Vous venez du monde des coopératives. Ce sont des entreprises qui ne se dirigent pas exactement comme les autres. Est-ce que vous allez diriger la mairie de Grenoble différemment de votre prédécesseur ? Quel va être le « style » Laurence Ruffin ?

Je souhaite garder la proximité qu’on a pu avoir avec les habitants pendant la campagne. J’ai aussi envie d’amener la coopération dans le fonctionnement municipal, avec les élus mais aussi avec les agents. On a décidé d’avoir un temps d’échange, fin mai, avec tous les agents de la ville pour présenter notre projet. On ouvrira aussi symboliquement l’hôtel de ville d’ici l’été, un samedi, pour que les Grenobloises et Grenoblois puissent venir le visiter et rencontrer les élus. On souhaite également proposer des référendums pendant le mandat, par exemple sur les grands aménagements. Le vote sera ouvert à partir de 16 ans pour les personnes qui habitent Grenoble, qu’elles soient françaises ou étrangères.

Pendant la campagne, vous aviez fait 33 propositions, pourquoi ce nombre ?

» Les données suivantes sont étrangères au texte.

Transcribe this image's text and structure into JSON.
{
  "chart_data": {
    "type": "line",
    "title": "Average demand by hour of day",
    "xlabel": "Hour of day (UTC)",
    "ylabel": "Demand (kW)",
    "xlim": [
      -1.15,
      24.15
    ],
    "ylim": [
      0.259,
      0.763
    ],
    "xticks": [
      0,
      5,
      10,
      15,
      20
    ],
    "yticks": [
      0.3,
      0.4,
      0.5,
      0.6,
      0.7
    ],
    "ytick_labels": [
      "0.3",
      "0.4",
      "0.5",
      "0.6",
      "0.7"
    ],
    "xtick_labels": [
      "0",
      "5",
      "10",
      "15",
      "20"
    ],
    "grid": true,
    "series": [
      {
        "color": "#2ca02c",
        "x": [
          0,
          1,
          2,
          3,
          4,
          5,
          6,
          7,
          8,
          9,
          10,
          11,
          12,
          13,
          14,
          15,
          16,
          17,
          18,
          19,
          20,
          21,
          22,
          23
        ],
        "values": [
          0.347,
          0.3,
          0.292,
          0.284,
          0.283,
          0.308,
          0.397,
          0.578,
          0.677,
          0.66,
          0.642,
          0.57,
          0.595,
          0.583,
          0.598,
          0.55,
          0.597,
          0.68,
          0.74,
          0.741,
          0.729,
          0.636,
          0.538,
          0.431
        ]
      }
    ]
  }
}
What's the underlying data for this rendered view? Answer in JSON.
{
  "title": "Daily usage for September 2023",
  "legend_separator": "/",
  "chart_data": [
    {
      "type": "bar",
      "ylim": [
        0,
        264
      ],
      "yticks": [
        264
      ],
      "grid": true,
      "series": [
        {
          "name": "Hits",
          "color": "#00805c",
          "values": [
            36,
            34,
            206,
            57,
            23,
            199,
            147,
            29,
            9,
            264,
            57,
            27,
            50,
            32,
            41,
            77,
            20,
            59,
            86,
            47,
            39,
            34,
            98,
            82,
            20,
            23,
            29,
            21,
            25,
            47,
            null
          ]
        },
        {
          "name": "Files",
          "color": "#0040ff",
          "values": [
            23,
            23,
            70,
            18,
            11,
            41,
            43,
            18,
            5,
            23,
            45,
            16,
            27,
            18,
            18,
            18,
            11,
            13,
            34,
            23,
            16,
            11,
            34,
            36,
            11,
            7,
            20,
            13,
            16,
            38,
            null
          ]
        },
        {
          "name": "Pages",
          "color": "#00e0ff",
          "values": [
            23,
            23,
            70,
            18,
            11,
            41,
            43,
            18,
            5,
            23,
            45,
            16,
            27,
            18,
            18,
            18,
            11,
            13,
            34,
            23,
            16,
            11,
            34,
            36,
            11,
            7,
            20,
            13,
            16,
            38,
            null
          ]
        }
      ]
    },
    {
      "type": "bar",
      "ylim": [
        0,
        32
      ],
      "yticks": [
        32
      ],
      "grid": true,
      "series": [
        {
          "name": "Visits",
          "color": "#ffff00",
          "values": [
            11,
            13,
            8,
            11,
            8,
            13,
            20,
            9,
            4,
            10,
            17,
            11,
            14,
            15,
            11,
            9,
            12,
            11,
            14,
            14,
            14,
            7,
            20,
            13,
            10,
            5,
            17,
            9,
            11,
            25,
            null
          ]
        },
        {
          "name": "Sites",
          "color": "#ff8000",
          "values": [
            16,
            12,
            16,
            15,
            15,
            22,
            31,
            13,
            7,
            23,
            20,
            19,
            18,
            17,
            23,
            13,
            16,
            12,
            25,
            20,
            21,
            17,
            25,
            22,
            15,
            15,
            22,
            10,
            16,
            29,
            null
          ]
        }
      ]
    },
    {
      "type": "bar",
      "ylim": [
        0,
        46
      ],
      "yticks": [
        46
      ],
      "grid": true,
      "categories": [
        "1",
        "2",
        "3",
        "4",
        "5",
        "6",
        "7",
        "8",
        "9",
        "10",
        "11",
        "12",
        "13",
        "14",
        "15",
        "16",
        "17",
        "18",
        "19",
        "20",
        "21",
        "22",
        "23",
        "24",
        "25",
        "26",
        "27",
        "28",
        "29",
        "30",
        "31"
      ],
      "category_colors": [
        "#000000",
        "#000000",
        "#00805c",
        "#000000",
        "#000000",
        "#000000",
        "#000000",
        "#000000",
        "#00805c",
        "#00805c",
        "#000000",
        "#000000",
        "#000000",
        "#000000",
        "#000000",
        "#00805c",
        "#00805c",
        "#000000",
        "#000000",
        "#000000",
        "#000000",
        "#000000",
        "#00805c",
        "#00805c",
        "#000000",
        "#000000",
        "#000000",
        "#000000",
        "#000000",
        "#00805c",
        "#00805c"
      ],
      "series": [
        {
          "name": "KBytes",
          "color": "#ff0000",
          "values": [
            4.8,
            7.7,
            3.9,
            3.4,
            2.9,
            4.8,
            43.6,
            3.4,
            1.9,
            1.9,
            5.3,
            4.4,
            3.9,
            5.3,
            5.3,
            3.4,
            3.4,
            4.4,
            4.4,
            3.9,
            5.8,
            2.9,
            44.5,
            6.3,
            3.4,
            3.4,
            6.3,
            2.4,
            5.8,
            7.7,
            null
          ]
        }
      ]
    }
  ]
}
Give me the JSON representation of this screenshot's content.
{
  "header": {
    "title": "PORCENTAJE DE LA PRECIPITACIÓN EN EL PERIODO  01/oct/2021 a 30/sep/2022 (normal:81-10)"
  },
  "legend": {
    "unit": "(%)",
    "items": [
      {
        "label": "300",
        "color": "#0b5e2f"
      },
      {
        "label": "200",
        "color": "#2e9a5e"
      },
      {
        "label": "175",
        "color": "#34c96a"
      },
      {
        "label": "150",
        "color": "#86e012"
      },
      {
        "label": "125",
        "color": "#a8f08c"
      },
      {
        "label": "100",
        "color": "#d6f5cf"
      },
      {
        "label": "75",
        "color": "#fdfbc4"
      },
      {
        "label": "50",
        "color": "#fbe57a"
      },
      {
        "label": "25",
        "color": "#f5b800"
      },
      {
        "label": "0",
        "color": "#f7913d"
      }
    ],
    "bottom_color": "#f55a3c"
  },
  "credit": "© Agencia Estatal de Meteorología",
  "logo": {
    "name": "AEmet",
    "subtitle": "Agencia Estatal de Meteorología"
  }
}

On a mis en avant 33 propositions pour 2033 année qui sera la dernière année du mandat. Mais au total, il y avait plus de 150 propositions dans le programme autour de nos trois piliers : coopérer, protéger, inventer.

Vous avez, tout de suite, mis une de ces propositions sur la place publique. C’est la création d’une brigade de réquisition des logements vacants. En quoi ça va consister ?

Le logement c’est un droit et ça ne doit pas être un outil de spéculation financière. Aujourd’hui, on a un nombre croissant de personnes sans domicile ou mal logées à Grenoble. Il est difficile d’accepter qu’en parallèle on ait des logements vides ou des structures publiques vides. L’idée de cette brigade est d’avoir des personnes dédiées qui identifient précisément les logements qui sont vacants depuis plus de deux ans pour ouvrir des discussions avec les propriétaires et comprendre pourquoi on est dans cette situation.

Mais si le problème ne se résout pas par la discussion, le maire n’a pas le pouvoir de réquisitionner de force un logement…

Il y a une proposition de loi qui a été faite et que l’on soutient pour faire en sorte qu’il y ait une possibilité de réquisition. Mais avant d’en arriver là, il y a quand même un chemin qui nous semble important à parcourir avec les propriétaires. Cela fait aussi partie des projets dont on doit discuter au niveau métropolitain.

Laurence Ruffin La +

Quels autres projets vont être lancés dans les prochains mois ?

La date du 14 juillet représente symboliquement la barre des 100 jours. On a prévu de lancer huit dossiers sur cette période. On va, par exemple, travailler sur un centre de santé à Saint-Bruno car la santé est un des axes forts qu’on a porté dans la campagne. Il y a aussi l’avenir du GHM qui nous préoccupe. La clinique mutualiste est en redressement judiciaire et on sera attentif à sa reprise pour que les habitants puissent continuer à accéder à des soins de qualité.

La sécurité fait aussi partie de vos priorités ?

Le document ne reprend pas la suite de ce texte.